TRACER addresses a fundamental challenge in combining reinforcement learning with multi-agent LLM reasoning, introducing a novel framework grounded in game theory (regret matching) with mathematical convergence guarantees. It tackles multiple important problems (sparse rewards, free-riding, fixed protocols) and demonstrates generalization across benchmarks. Paper 2 presents interesting mechanistic interpretability findings about refusal signals, but its scope is narrower—optimizing an existing attack method (AutoDAN) with efficiency gains. TRACER's broader applicability to cooperative multi-agent systems, novel theoretical contributions, and potential to reshape how LLMs collaborate give it higher impact potential.
Paper 2 has higher potential impact due to a clearer, timely real-world application: understanding and exploiting safety/refusal mechanisms. It demonstrates an actionable mechanistic signal (refusal decodable pre-output) and leverages it to materially improve an established attack method (AutoDAN) with large efficiency gains and competitive success, implying broader relevance to safety evaluation, red-teaming, and defense design. Paper 1 offers valuable mechanistic insights into agent depth usage, but its immediate applications and cross-field consequences are less direct than Paper 2’s security- and governance-relevant contributions.
Paper 1 introduces a fundamentally new conceptual framework (GEM) for agent memory as a data-management workload, addressing a critical gap in the rapidly growing AI agent ecosystem. It formalizes correctness conditions and proves limitations of existing paradigms, opening entirely new research directions. Paper 2 makes a solid but more incremental contribution—applying linear probes to detect refusal signals and using them for adversarial attacks. While useful for AI safety, it builds on well-established mechanistic interpretability techniques. Paper 1's broader scope, formal foundations, and relevance to the booming agent infrastructure space give it higher long-term impact potential.
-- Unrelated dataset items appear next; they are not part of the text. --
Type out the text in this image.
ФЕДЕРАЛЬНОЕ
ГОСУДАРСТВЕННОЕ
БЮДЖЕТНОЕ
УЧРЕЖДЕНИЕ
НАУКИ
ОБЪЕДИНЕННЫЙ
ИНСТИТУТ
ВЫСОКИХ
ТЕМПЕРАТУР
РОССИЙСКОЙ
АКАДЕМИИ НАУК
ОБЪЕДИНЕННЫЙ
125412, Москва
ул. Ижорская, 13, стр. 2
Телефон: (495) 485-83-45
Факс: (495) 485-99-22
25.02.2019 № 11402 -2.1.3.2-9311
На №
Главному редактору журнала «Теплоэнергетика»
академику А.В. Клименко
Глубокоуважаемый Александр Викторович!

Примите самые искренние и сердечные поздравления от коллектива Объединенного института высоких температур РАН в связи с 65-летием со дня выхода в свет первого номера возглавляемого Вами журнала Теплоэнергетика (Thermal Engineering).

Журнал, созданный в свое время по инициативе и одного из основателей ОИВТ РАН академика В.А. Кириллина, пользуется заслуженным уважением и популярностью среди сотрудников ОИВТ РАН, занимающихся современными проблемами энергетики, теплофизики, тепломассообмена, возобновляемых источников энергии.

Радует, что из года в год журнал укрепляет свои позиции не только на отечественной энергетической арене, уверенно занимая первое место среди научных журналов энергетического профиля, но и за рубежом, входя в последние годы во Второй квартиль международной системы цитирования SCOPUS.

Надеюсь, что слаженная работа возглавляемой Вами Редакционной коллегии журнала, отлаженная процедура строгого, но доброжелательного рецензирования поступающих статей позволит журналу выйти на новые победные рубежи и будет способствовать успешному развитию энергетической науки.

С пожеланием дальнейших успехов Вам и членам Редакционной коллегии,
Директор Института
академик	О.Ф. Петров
Paper 1 offers a highly actionable, novel methodology (Mechanistic AutoDAN) that significantly improves the efficiency of LLM red-teaming and provides concrete insights into mechanistic interpretability. While Paper 2 provides an important critical analysis of LLM metacognition, Paper 1 introduces a practical tool and optimization technique that will likely see broader immediate adoption and follow-up work in the rapidly growing field of AI safety evaluation.
Paper 2 has higher estimated impact due to strong novelty and timeliness in mechanistic interpretability and LLM safety: it shows refusal is linearly decodable from intermediate activations and exploits this signal to speed jailbreak prompt search via probe-guided optimization. The method is broadly applicable across models and directly informs both attack and defense research, with cross-field relevance (security, interpretability, alignment). Paper 1 is valuable for biomedical hypothesis generation, but impact may be more domain-specific and dependent on downstream validation and dataset/schema integration details.
Paper 2 provides fundamental insights into LLM interpretability and safety by demonstrating early refusal detection in intermediate activations. Its novel mechanistic adversarial attack significantly improves red-teaming efficiency. This addresses critical challenges in AI alignment and security, offering broader foundational implications across AI development compared to Paper 1's domain-specific educational benchmark, despite its useful dynamic design.